I wish today’s Gospel portion included the last verse of this story in Mark, which says, “And Jesus said to them, ‘Truly I tell you, there are some standing here who will not taste death until they see that the realm of God has come with power.’” That’s why I think that this teaching from Jesus is about coming home to our true selves with the understanding that we were made for love. This is a teaching about life and death, yes; and it is a teaching about how there can be meaningful life before death. It’s a teaching about how it can be well with our soul in the midst of strife. 

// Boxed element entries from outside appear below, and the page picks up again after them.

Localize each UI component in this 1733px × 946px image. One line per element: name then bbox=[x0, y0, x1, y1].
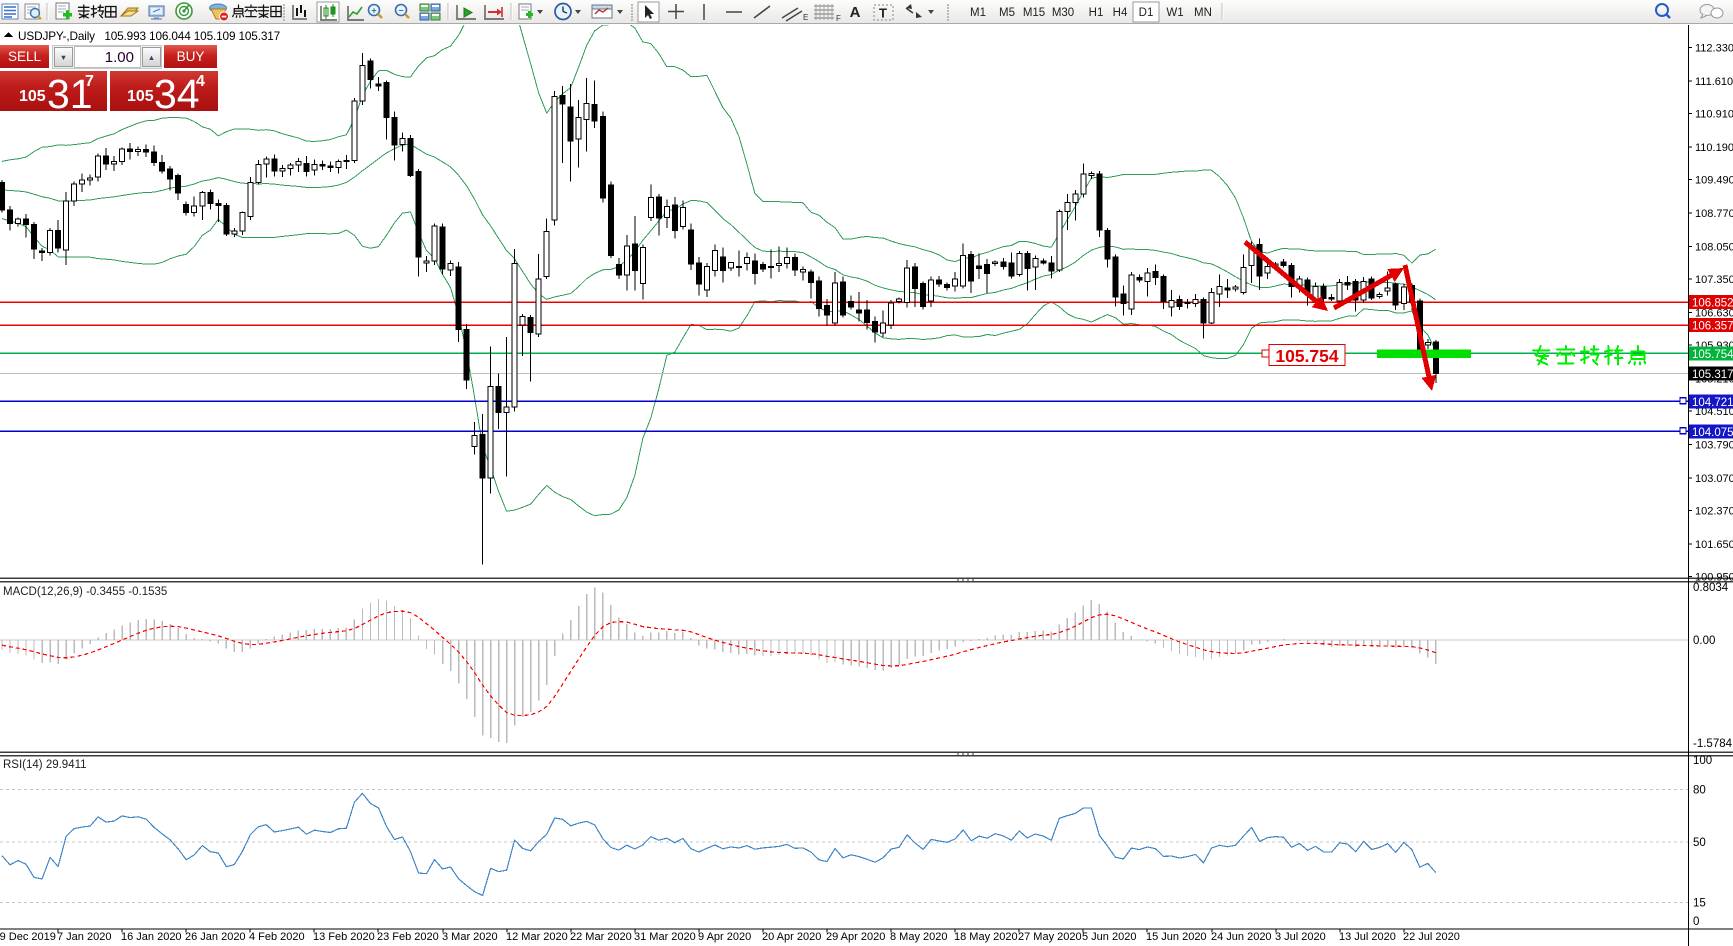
svg-text:29 Dec 2019: 29 Dec 2019 bbox=[0, 931, 56, 943]
svg-text:111.610: 111.610 bbox=[1695, 76, 1733, 88]
svg-text:103.070: 103.070 bbox=[1695, 473, 1733, 485]
svg-text:104.510: 104.510 bbox=[1695, 406, 1733, 418]
svg-text:M1: M1 bbox=[970, 7, 986, 19]
svg-text:D1: D1 bbox=[1139, 7, 1154, 19]
svg-text:18 May 2020: 18 May 2020 bbox=[954, 931, 1018, 943]
svg-text:110.910: 110.910 bbox=[1695, 109, 1733, 121]
svg-text:108.770: 108.770 bbox=[1695, 208, 1733, 220]
svg-text:22 Jul 2020: 22 Jul 2020 bbox=[1403, 931, 1460, 943]
svg-text:112.330: 112.330 bbox=[1695, 43, 1733, 55]
svg-text:4 Feb 2020: 4 Feb 2020 bbox=[249, 931, 305, 943]
svg-text:5 Jun 2020: 5 Jun 2020 bbox=[1082, 931, 1136, 943]
svg-text:13 Feb 2020: 13 Feb 2020 bbox=[313, 931, 375, 943]
svg-text:103.790: 103.790 bbox=[1695, 440, 1733, 452]
svg-text:0.00: 0.00 bbox=[1693, 635, 1715, 647]
svg-text:101.650: 101.650 bbox=[1695, 539, 1733, 551]
svg-text:H1: H1 bbox=[1089, 7, 1104, 19]
svg-text:24 Jun 2020: 24 Jun 2020 bbox=[1211, 931, 1272, 943]
svg-text:12 Mar 2020: 12 Mar 2020 bbox=[506, 931, 568, 943]
svg-text:22 Mar 2020: 22 Mar 2020 bbox=[570, 931, 632, 943]
svg-text:29 Apr 2020: 29 Apr 2020 bbox=[826, 931, 885, 943]
svg-text:8 May 2020: 8 May 2020 bbox=[890, 931, 947, 943]
svg-text:105.754: 105.754 bbox=[1692, 349, 1733, 361]
svg-text:MACD(12,26,9) -0.3455 -0.1535: MACD(12,26,9) -0.3455 -0.1535 bbox=[3, 586, 167, 598]
svg-text:100.950: 100.950 bbox=[1695, 572, 1733, 584]
svg-text:7 Jan 2020: 7 Jan 2020 bbox=[57, 931, 111, 943]
svg-text:9 Apr 2020: 9 Apr 2020 bbox=[698, 931, 751, 943]
svg-text:15 Jun 2020: 15 Jun 2020 bbox=[1146, 931, 1207, 943]
svg-text:20 Apr 2020: 20 Apr 2020 bbox=[762, 931, 821, 943]
svg-text:15: 15 bbox=[1693, 897, 1706, 909]
svg-text:100: 100 bbox=[1693, 755, 1712, 767]
svg-text:31 Mar 2020: 31 Mar 2020 bbox=[634, 931, 696, 943]
svg-text:0: 0 bbox=[1693, 916, 1699, 928]
svg-text:104.721: 104.721 bbox=[1692, 397, 1733, 409]
svg-text:0.8034: 0.8034 bbox=[1693, 582, 1729, 594]
svg-text:27 May 2020: 27 May 2020 bbox=[1018, 931, 1082, 943]
svg-text:102.370: 102.370 bbox=[1695, 506, 1733, 518]
svg-text:RSI(14) 29.9411: RSI(14) 29.9411 bbox=[3, 759, 87, 771]
svg-text:26 Jan 2020: 26 Jan 2020 bbox=[185, 931, 246, 943]
svg-text:T: T bbox=[879, 6, 887, 21]
svg-text:106.852: 106.852 bbox=[1692, 298, 1733, 310]
svg-text:80: 80 bbox=[1693, 785, 1706, 797]
svg-text:F: F bbox=[836, 14, 841, 23]
svg-text:-1.5784: -1.5784 bbox=[1693, 738, 1733, 750]
svg-text:105.317: 105.317 bbox=[1692, 369, 1733, 381]
svg-text:109.490: 109.490 bbox=[1695, 175, 1733, 187]
svg-text:3 Mar 2020: 3 Mar 2020 bbox=[442, 931, 498, 943]
svg-text:16 Jan 2020: 16 Jan 2020 bbox=[121, 931, 182, 943]
svg-text:110.190: 110.190 bbox=[1695, 142, 1733, 154]
svg-text:50: 50 bbox=[1693, 837, 1706, 849]
svg-text:3 Jul 2020: 3 Jul 2020 bbox=[1275, 931, 1326, 943]
svg-text:107.350: 107.350 bbox=[1695, 274, 1733, 286]
svg-text:−: − bbox=[398, 6, 403, 16]
svg-text:M5: M5 bbox=[999, 7, 1015, 19]
svg-text:H4: H4 bbox=[1113, 7, 1128, 19]
svg-text:+: + bbox=[371, 6, 376, 16]
svg-text:USDJPY-,Daily 105.993 106.04: USDJPY-,Daily 105.993 106.044 105.109 10… bbox=[18, 29, 280, 43]
svg-text:W1: W1 bbox=[1166, 7, 1183, 19]
svg-text:MN: MN bbox=[1194, 7, 1212, 19]
svg-text:E: E bbox=[803, 13, 808, 22]
svg-text:108.050: 108.050 bbox=[1695, 242, 1733, 254]
svg-text:105.754: 105.754 bbox=[1275, 346, 1339, 366]
svg-text:M30: M30 bbox=[1052, 7, 1074, 19]
svg-text:23 Feb 2020: 23 Feb 2020 bbox=[377, 931, 439, 943]
svg-text:M15: M15 bbox=[1023, 7, 1045, 19]
svg-text:106.357: 106.357 bbox=[1692, 321, 1733, 333]
svg-text:13 Jul 2020: 13 Jul 2020 bbox=[1339, 931, 1396, 943]
svg-text:A: A bbox=[850, 4, 861, 21]
svg-text:106.630: 106.630 bbox=[1695, 308, 1733, 320]
svg-text:104.075: 104.075 bbox=[1692, 427, 1733, 439]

The end of Kris Delmhorst’s song goes like this: 

If there was only time enough
For one last look, what would you see?
If there was only breath enough
For one more word, what would it be?
If not for love, what are you for?

  1.  Sarah Ruden, The Gospels: A New Translation (New York: Modern Library, 2021), p. 31.
  2. Mathew 16: 24-26.
  3.  Isaiah 55 1-2. 
  4.  Isaiah 61:1.
  5.  Isaiah 58:12.
  6. Donald L. Nathanson, Shame and Pride: Affect, Sex, and the Birth of Self (New York: W.W. Norton and Company, 1992), pp. 134-146.